Сообщение Артура Гордона Пима, стр. 14

Июль, восьмого дня. На восходе солнца, когда с востока поднялся легкий бриз, помощник капитана, осуществляя свои пиратские планы, взял курс на юго-запад, намереваясь достичь какого-нибудь острова в Вест-Индии. Ни Петерс, ни кок, насколько удалось узнать Августу, не стали противиться. От мысли захватить корабль, идущий с островов Зеленого Мыса, отказались. Насос свободно откачивал воду, проникавшую в щели, если мы, работая поочередно, отдыхали пятнадцать минут каждый час. Парус из-под носовой части за ненадобностью подняли.

На протяжении дня обменялись приветствиями с двумя небольшими встречными шхунами.

Июль, девятого дня. Погода чудесная. Матросы заняты починкой фальшборта.
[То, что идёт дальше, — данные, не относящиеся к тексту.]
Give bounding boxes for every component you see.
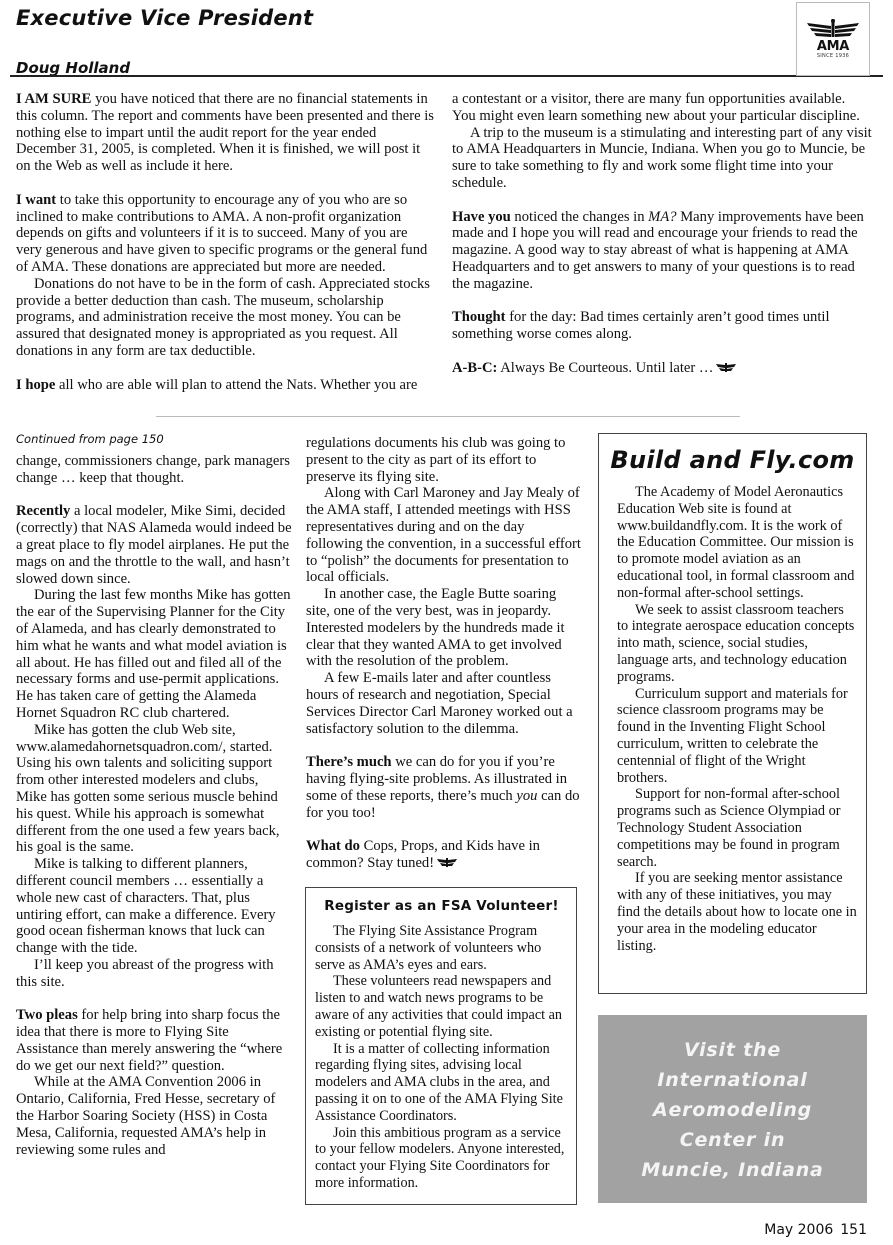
paragraph-text: Always Be Courteous. Until later … (497, 360, 713, 376)
paragraph: We seek to assist classroom teachers to … (617, 602, 858, 686)
lead-in: I AM SURE (16, 91, 91, 107)
paragraph: During the last few months Mike has gott… (16, 587, 292, 721)
paragraph: Thought for the day: Bad times certainly… (452, 309, 872, 343)
bottom-middle-column: regulations documents his club was going… (306, 435, 582, 872)
visit-museum-banner: Visit the International Aeromodeling Cen… (598, 1015, 867, 1203)
paragraph: There’s much we can do for you if you’re… (306, 754, 582, 821)
ama-end-mark-icon (437, 858, 457, 868)
banner-line: Aeromodeling (653, 1095, 812, 1125)
banner-line: Center in (680, 1125, 786, 1155)
paragraph: While at the AMA Convention 2006 in Onta… (16, 1074, 292, 1158)
page-title: Executive Vice President (16, 6, 313, 30)
emphasis: you (516, 788, 537, 804)
paragraph: Recently a local modeler, Mike Simi, dec… (16, 503, 292, 587)
lead-in: Recently (16, 503, 70, 519)
paragraph: It is a matter of collecting information… (315, 1041, 568, 1125)
lead-in: I hope (16, 377, 55, 393)
bottom-left-column: change, commissioners change, park manag… (16, 453, 292, 1158)
continued-from-label: Continued from page 150 (16, 432, 164, 446)
paragraph-text: to take this opportunity to encourage an… (16, 192, 427, 275)
paragraph-text: noticed the changes in (511, 209, 648, 225)
paragraph: If you are seeking mentor assistance wit… (617, 870, 858, 954)
lead-in: Have you (452, 209, 511, 225)
buildandfly-sidebar: Build and Fly.com The Academy of Model A… (598, 433, 867, 994)
header-divider (10, 75, 883, 77)
banner-line: International (657, 1065, 807, 1095)
sidebar-body: The Flying Site Assistance Program consi… (315, 923, 568, 1192)
paragraph: A few E-mails later and after countless … (306, 670, 582, 737)
paragraph: Curriculum support and materials for sci… (617, 686, 858, 787)
paragraph: a contestant or a visitor, there are man… (452, 91, 872, 125)
fsa-volunteer-sidebar: Register as an FSA Volunteer! The Flying… (305, 887, 577, 1205)
lead-in: Two pleas (16, 1007, 78, 1023)
paragraph: Donations do not have to be in the form … (16, 276, 436, 360)
paragraph: Join this ambitious program as a service… (315, 1125, 568, 1192)
lead-in: What do (306, 838, 360, 854)
paragraph: regulations documents his club was going… (306, 435, 582, 485)
paragraph-text: all who are able will plan to attend the… (55, 377, 417, 393)
lead-in: I want (16, 192, 56, 208)
paragraph: In another case, the Eagle Butte soaring… (306, 586, 582, 670)
paragraph: Mike has gotten the club Web site, www.a… (16, 722, 292, 856)
section-divider (156, 416, 740, 417)
paragraph: Along with Carl Maroney and Jay Mealy of… (306, 485, 582, 586)
banner-line: Visit the (684, 1035, 781, 1065)
paragraph: I AM SURE you have noticed that there ar… (16, 91, 436, 175)
paragraph: I want to take this opportunity to encou… (16, 192, 436, 276)
paragraph: A trip to the museum is a stimulating an… (452, 125, 872, 192)
sidebar-title: Build and Fly.com (607, 446, 858, 474)
lead-in: A-B-C: (452, 360, 497, 376)
paragraph: The Flying Site Assistance Program consi… (315, 923, 568, 973)
top-left-column: I AM SURE you have noticed that there ar… (16, 91, 436, 393)
logo-text: AMA (817, 41, 849, 53)
paragraph: A-B-C: Always Be Courteous. Until later … (452, 360, 872, 377)
banner-line: Muncie, Indiana (641, 1155, 823, 1185)
paragraph: The Academy of Model Aeronautics Educati… (617, 484, 858, 602)
lead-in: There’s much (306, 754, 392, 770)
paragraph: I’ll keep you abreast of the progress wi… (16, 957, 292, 991)
top-right-column: a contestant or a visitor, there are man… (452, 91, 872, 377)
winged-emblem-icon (805, 19, 861, 41)
lead-in: Thought (452, 309, 506, 325)
logo-since: SINCE 1936 (817, 53, 849, 59)
ama-end-mark-icon (716, 363, 736, 373)
paragraph: Have you noticed the changes in MA? Many… (452, 209, 872, 293)
page-number: 151 (840, 1222, 867, 1238)
sidebar-title: Register as an FSA Volunteer! (315, 898, 568, 914)
paragraph: These volunteers read newspapers and lis… (315, 973, 568, 1040)
paragraph: What do Cops, Props, and Kids have in co… (306, 838, 582, 872)
magazine-title: MA? (648, 209, 676, 225)
paragraph: Two pleas for help bring into sharp focu… (16, 1007, 292, 1074)
paragraph: Support for non-formal after-school prog… (617, 786, 858, 870)
issue-date: May 2006 (764, 1222, 833, 1238)
paragraph: I hope all who are able will plan to att… (16, 377, 436, 394)
paragraph: change, commissioners change, park manag… (16, 453, 292, 487)
ama-logo: AMA SINCE 1936 (796, 2, 870, 76)
paragraph: Mike is talking to different planners, d… (16, 856, 292, 957)
paragraph-text: for the day: Bad times certainly aren’t … (452, 309, 830, 342)
page-footer: May 2006151 (764, 1222, 867, 1238)
sidebar-body: The Academy of Model Aeronautics Educati… (617, 484, 858, 954)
У Петерса снова был обстоятельный разговор с Августом, причем высказывался полукровка с большей прямотой, чем прежде. Он заявил, что ни под каким видом не разделяет намерений помощника капитана, и даже намекнул, что собирается взять у него власть. Он спросил, может ли он при таком обороте дел рассчитывать на помощь моего друга, на что тот без малейших колебаний ответствовал «да!». Пообещав осторожно выспросить мнение своих сторонников на этот счет, Петерс ушел. В тот день Августу больше не выпал случай поговорить с ним наедине.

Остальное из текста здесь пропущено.